The first day, God created Day and Night. On the second day, God created the seas and the sky. Day three showed us the creation of land on Earth, plants, fruit trees, and vegetation. All of this was a setup for life to inhabit the Earth, God was making a way for what was to come. And God saw that all of what was created was good.
On the fourth day, we see the creation of seasons and years (more time keeping), the sun and moon are put in place, noting that the sun is the greater light to rule the day and the moon is the lesser light to rule the night, and ending with the stars.
Day five shows us the creation of sea creatures and birds. God also created reproduction on this day as it is the first time we see the directive for a creature/created being to be fruitful and multiple. That also lets us know that the created can also create amongst themselves.
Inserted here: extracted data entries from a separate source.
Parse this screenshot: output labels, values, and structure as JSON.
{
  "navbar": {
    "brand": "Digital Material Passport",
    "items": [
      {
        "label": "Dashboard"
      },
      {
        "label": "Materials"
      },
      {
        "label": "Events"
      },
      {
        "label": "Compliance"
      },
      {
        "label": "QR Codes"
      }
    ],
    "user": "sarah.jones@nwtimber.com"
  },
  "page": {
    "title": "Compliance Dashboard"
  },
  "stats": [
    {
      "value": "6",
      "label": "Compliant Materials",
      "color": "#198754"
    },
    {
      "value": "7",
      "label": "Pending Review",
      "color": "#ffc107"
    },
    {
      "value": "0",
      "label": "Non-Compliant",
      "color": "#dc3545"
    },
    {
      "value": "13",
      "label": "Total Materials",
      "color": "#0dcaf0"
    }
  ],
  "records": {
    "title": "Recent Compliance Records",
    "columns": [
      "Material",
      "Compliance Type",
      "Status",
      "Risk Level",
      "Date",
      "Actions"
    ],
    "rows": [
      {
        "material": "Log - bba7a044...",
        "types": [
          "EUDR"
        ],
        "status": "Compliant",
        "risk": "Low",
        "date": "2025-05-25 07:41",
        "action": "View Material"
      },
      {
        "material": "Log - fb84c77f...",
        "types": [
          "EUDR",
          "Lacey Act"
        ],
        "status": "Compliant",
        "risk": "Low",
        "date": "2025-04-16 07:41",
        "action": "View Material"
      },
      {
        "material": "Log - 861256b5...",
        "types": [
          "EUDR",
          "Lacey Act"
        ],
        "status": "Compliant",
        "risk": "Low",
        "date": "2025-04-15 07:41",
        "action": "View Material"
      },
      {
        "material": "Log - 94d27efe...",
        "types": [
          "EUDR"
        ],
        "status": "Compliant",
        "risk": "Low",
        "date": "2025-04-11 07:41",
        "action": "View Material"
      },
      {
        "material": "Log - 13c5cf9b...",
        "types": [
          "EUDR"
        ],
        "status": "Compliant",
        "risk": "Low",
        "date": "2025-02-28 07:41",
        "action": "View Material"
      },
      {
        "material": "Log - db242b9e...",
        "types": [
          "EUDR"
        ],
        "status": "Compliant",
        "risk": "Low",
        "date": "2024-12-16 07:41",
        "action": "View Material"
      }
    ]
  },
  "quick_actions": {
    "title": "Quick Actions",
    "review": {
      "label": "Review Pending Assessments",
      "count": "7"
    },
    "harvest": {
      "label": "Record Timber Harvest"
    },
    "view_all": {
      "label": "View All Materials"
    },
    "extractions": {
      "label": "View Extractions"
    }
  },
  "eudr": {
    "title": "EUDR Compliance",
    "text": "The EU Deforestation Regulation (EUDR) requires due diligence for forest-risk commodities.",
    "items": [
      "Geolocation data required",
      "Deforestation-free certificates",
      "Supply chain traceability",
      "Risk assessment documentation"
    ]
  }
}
On day six, we see the creation of animals, but more relevant to us, we see the creation of humanity. God creates us in his own image, as noted in verse 27. So far we have seen that God is powerful, a creator, and has the ability to produce good things. If humans are created in the image of God, then they have similar attributes. Additionally, God gives humans a blessing both allowing them to reproduce (be fruitful and multiply) and giving them dominion over all the creatures on Earth (except other humans, I don’t see that written in the text). Verses 29 and 30 also seem to set the scene for all living creatures to be vegetarians, Seeing as how God gave them all of the plants to eat from. I imagine also that if God gave them food and they had their first meal, the Earth experienced the first farts, pees and poops on this sixth day. In all of that, God looked over all that was created and saw it all as good.
For six days at least, everything on Earth was good. God looked after everything to make sure of that. He let the midnight oil burn for six days to set everything up for humanity. Can you imagine if the first humans were created before food? Or before land existed? How different things might have turned out! But it seems that the Creator set things up in a very particular order, for things to happen in a very particular way, to allow for humans to not only survive, but thrive.
It’s important as people to know our origin story. Not just the primal where did humans come from story, but our own personal ones so that we can know that if even one thing happened out of order in our parents’ meeting, if our grandparents had decided to not have children, if somewhere down the line our great-great-great-grand-somebody hadn’t decided to move out of the city they were born in to look for better opportunities, if Neo in The Matrix had taken the blue pill instead of the red one, if a butterfly had flapped it’s wings at the wrong moment, if even one small detail had been different, we might not be here right now reading this blog. And that being said, if you weren’t here right now, someone else’s future might not exist either.
If there’s one thing to take away from chapter one of Genesis, it’s that God is a creator who created everything for a purpose with humanity in mind and that includes you.